Macy’s Inc (M)
Debt-to-assets ratio
Jan 31, 2025 | Feb 3, 2024 | Jan 31, 2024 | Jan 31, 2023 | Jan 28, 2023 | ||
---|---|---|---|---|---|---|
Long-term debt | US$ in thousands | — | 2,706,000 | — | — | 2,555,000 |
Total assets | US$ in thousands | 16,402,000 | 16,246,000 | 16,246,000 | 16,866,000 | 16,866,000 |
Debt-to-assets ratio | 0.00 | 0.17 | 0.00 | 0.00 | 0.15 |
January 31, 2025 calculation
Debt-to-assets ratio = Long-term debt ÷ Total assets
= $—K ÷ $16,402,000K
= 0.00
The debt-to-assets ratio is a key financial metric used to assess a company's leverage and financial risk. Macy's Inc has shown varying debt-to-assets ratios over the past several years.
- As of January 28, 2023, the debt-to-assets ratio was 0.15, indicating that Macy's had a debt level equivalent to 15% of its total assets.

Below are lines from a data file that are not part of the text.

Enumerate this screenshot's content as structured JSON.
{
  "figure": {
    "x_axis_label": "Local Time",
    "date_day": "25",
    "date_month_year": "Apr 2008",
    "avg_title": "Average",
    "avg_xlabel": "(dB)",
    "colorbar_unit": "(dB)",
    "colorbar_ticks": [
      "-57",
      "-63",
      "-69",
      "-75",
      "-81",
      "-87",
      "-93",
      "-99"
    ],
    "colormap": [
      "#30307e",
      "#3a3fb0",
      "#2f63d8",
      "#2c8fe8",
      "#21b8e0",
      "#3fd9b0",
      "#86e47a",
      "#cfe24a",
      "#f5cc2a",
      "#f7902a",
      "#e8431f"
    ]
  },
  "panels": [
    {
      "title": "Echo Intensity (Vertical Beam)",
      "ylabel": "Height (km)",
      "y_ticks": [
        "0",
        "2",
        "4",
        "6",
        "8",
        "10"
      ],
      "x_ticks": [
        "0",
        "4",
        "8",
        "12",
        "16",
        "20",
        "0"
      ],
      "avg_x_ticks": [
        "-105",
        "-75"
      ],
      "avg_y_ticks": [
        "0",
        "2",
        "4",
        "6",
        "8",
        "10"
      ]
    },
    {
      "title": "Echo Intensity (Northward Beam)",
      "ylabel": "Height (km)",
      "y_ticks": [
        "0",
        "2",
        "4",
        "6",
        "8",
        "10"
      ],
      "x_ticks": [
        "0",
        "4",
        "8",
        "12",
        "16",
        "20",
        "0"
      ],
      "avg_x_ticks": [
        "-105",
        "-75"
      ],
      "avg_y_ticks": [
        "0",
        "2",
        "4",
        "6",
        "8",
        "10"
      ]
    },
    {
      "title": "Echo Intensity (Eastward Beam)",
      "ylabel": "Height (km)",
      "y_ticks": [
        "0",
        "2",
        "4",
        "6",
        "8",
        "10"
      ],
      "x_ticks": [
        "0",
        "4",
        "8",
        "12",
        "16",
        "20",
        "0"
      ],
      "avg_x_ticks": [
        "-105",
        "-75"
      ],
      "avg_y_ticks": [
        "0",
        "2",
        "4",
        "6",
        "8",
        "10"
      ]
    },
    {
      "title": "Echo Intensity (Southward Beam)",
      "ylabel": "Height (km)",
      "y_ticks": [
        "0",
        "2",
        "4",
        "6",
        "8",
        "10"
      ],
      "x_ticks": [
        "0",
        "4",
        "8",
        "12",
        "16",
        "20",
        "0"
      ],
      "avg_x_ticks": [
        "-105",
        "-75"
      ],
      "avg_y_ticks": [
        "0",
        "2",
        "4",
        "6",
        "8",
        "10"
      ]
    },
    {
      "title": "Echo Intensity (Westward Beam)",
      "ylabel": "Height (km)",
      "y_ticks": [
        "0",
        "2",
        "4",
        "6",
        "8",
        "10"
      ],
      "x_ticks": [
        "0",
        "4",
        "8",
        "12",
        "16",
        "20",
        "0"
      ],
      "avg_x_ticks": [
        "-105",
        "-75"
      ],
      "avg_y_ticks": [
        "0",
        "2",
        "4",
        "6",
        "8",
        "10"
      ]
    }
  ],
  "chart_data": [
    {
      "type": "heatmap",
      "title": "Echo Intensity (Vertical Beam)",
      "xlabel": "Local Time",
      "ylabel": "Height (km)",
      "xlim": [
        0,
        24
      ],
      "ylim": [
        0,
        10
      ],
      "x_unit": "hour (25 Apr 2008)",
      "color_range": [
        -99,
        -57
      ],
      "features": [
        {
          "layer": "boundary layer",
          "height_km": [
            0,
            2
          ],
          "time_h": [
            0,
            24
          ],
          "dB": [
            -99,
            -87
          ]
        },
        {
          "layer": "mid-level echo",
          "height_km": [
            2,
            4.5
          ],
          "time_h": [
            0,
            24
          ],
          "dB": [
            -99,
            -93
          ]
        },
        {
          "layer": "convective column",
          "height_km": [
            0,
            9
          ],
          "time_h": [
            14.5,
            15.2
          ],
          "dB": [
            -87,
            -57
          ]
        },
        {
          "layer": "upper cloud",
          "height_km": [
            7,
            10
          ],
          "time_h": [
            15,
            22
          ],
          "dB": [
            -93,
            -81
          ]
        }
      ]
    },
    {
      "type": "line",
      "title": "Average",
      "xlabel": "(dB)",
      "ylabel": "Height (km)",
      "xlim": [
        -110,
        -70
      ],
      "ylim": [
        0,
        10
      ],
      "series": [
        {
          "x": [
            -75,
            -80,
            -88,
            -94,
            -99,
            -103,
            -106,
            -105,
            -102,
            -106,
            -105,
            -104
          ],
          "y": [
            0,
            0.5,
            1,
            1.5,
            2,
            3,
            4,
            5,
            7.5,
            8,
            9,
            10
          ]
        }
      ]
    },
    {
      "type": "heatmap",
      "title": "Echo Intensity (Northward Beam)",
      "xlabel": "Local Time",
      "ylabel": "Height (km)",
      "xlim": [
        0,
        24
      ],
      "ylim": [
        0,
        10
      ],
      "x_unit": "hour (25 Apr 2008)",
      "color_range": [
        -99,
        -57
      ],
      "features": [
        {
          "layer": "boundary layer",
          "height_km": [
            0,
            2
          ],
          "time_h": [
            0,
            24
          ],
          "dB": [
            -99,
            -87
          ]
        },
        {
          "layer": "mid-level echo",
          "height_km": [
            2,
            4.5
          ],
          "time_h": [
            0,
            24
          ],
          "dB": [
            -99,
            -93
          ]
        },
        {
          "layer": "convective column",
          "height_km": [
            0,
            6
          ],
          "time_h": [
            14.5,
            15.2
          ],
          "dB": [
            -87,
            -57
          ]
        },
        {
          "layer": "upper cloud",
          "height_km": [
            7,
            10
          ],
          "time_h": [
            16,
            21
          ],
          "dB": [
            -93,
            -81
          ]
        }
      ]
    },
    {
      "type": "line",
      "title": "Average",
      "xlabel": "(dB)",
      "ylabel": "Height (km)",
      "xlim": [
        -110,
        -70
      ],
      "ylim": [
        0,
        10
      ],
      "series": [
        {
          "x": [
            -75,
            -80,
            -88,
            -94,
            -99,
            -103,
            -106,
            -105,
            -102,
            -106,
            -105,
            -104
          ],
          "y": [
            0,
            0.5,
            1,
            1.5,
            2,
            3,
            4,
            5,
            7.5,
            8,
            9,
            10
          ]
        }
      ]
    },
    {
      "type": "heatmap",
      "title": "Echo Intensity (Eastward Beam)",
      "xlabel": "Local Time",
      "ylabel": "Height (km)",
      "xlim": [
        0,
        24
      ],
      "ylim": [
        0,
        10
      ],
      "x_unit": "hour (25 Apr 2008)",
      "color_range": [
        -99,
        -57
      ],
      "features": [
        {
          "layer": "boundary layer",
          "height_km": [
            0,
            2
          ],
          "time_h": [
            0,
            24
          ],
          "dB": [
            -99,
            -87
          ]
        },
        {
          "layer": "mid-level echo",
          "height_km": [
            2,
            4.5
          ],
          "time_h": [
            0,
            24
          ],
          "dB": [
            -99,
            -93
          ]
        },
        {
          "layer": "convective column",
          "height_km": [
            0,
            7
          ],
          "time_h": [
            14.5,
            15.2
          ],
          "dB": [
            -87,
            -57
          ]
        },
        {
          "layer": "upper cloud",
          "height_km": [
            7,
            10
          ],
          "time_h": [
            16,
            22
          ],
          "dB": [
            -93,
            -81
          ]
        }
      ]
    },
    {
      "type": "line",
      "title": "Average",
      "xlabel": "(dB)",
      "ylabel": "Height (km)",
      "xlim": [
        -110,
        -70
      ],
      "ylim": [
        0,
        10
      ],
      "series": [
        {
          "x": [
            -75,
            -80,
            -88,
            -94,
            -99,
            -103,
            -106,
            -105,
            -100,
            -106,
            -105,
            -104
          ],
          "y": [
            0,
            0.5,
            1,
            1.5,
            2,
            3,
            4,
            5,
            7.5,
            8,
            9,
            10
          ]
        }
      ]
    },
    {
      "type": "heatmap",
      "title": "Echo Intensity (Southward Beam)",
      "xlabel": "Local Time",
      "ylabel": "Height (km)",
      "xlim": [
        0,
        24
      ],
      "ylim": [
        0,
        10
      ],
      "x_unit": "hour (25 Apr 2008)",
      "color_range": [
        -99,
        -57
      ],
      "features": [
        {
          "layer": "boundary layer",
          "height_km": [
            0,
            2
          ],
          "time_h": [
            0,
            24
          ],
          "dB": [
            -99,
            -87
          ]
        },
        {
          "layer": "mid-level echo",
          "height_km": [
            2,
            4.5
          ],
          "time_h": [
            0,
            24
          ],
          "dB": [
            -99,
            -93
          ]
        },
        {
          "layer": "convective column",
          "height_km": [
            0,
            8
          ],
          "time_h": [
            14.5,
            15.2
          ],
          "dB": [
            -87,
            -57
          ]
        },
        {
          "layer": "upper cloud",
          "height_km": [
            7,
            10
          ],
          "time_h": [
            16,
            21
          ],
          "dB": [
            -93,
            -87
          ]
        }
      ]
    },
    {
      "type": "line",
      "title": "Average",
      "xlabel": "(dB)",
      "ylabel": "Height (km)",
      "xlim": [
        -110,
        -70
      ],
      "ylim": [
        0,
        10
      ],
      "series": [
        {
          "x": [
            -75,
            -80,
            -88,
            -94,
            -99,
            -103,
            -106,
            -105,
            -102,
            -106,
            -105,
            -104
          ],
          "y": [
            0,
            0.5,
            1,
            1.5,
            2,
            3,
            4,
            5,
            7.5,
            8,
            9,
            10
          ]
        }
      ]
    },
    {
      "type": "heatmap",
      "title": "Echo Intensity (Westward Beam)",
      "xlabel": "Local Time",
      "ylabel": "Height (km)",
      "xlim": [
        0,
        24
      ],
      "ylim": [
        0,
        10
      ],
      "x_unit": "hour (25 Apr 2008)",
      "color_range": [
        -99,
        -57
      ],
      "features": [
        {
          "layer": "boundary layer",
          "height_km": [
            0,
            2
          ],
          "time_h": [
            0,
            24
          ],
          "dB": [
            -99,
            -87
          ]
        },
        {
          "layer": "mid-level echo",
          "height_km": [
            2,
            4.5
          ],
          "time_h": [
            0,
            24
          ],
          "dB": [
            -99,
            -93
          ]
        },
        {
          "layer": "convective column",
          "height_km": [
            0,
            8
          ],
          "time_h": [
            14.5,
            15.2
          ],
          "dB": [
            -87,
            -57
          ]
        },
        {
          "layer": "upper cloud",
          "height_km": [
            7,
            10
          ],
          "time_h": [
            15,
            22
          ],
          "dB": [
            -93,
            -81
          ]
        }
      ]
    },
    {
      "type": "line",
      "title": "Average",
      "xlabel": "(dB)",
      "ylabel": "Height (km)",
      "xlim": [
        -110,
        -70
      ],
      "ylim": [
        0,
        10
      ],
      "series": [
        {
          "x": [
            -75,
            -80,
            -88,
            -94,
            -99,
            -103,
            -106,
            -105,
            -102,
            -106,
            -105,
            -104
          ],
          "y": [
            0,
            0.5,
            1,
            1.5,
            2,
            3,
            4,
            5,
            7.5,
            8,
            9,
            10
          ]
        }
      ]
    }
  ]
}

- By January 31, 2023, and January 31, 2024, the company had managed to reduce its debt-to-assets ratio to 0.00, suggesting that Macy's had either significantly reduced its debt or increased its asset base, resulting in a debt-free position.
- However, by February 3, 2024, the debt-to-assets ratio increased to 0.17, signaling a slight increase in debt relative to assets compared to the preceding period.
- Subsequently, as of January 31, 2025, Macy's once again reported a debt-to-assets ratio of 0.00, indicating that the company had effectively eliminated its debt burden or held negligible debt compared to its asset holdings.
Overall, Macy's Inc has demonstrated a mixed performance in managing its debt levels over the years, with periods of low or zero debt-to-assets ratios interspersed with slight increases in leverage. The trend of reducing debt to maintain a healthy financial position seems to be a priority for the company based on the variations in its debt-to-assets ratio.